What arrests my attention, however, is the notion that those in power do in fact BELIEVE these things.

Do they?  That’s what I wanna know.  And if I don’t figure it out, I may end up pulling my hair out to the point of being mistaken for a mad scientist.

Now it’s much easier for me to believe that the originators and respective contemporaries of humanistic ideologies (e.g. Marx, Rousseau, Kant, Hegel, Nietzsche) honestly believed what they proposed (but I even question this to some extent), but I have a wall in my mind preventing me from believing that today’s elite believe it.  Is it not rather that they know their ideas are wrong, but are merely using their rhetoric to influence and further an agenda?

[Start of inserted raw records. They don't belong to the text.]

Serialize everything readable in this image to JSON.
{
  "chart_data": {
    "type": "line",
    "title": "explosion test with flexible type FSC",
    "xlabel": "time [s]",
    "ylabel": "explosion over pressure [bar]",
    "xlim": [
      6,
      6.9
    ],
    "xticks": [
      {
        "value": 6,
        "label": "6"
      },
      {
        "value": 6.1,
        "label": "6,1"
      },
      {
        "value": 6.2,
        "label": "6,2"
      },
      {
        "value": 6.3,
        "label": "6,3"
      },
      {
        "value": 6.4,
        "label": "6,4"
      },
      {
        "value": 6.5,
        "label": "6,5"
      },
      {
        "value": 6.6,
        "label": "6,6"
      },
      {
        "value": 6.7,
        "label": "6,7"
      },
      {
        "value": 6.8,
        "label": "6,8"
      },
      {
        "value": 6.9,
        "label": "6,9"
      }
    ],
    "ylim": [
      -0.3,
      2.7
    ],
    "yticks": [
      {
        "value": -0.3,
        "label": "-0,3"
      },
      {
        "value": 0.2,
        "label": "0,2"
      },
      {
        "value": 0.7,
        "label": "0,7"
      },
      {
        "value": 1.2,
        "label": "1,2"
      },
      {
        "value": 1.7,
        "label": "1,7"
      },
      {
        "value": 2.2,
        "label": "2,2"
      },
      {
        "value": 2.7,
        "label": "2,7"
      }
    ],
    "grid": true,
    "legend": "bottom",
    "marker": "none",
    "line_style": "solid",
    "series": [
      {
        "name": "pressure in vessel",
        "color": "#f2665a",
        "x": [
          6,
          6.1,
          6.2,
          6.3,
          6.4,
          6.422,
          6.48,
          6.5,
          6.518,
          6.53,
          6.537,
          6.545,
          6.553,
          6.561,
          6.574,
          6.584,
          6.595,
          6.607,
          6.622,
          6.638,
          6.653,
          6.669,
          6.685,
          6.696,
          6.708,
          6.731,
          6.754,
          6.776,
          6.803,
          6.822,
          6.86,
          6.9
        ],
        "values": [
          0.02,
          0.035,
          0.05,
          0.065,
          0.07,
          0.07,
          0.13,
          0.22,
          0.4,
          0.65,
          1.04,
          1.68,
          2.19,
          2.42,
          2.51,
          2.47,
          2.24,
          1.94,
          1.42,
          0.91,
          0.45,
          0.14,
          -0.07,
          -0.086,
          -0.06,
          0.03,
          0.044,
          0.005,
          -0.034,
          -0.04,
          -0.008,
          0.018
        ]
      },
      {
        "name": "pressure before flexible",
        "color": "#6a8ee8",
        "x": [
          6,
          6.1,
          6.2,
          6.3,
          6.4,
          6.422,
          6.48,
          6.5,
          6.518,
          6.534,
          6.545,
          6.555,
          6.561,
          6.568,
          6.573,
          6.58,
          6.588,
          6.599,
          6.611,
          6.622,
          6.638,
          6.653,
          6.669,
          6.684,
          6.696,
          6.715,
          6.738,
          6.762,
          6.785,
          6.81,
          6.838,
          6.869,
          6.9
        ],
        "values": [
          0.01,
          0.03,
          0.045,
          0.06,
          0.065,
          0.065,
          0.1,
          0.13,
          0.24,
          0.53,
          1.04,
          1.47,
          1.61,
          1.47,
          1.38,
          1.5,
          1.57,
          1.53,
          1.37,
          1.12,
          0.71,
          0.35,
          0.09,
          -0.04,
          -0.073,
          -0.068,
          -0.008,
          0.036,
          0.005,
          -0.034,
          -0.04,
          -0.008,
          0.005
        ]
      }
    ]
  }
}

We are often told that ideas have consequences, but does that mean that the future generations have to actually believe the idea which originated in 19th century Germany for instance?  Can it not be that the idea is not believed at all, but is a convenient wedge to advance a cause?  The idea itself may not be personally believed, but still can be used politically, and the consequences still ensue.

Systemic racism. The advantages of ‘diversity’. Climate change.  A whole list of talking points fall under this umbrella of things which are either 1) actually and truly believed, or 2) just politics.

I believe the powerful claims of the Apostle in Romans 1 may be of help here.  We read of men whom God gives over to reprobate minds, many of which are currently in our midst, in my opinion. No accurate assessment of the state of our culture can be made without taking into consideration the fact that debased minds are themselves the result of God’s judgment upon a society.  The only question is in what direction does that depraved mind venture?  Is it debased to the extent that it actually believes a lie (2 Thes. 2:11), or does it know it’s wrong, but gives the deceitful appearance of assent in order to further a certain political or societal end?

This is one of the greatest questions I have today as I survey the current state of our world. It would be nice for me to get a satisfactory answer.

After all, I'd like to keep my hair.

1 comment:

Stephen Garrett said...

I also have liked Thomas Sowell and his writings. I quoted from him in college and one of my Sociology professors, a black man, told me he was not a good source (because Sowell was conservative but the professor liberal). Liberals hate black conservatives.

I think the master minds behind the elite conspirators know that they are promoting lies, using lies, just like their father the Devil.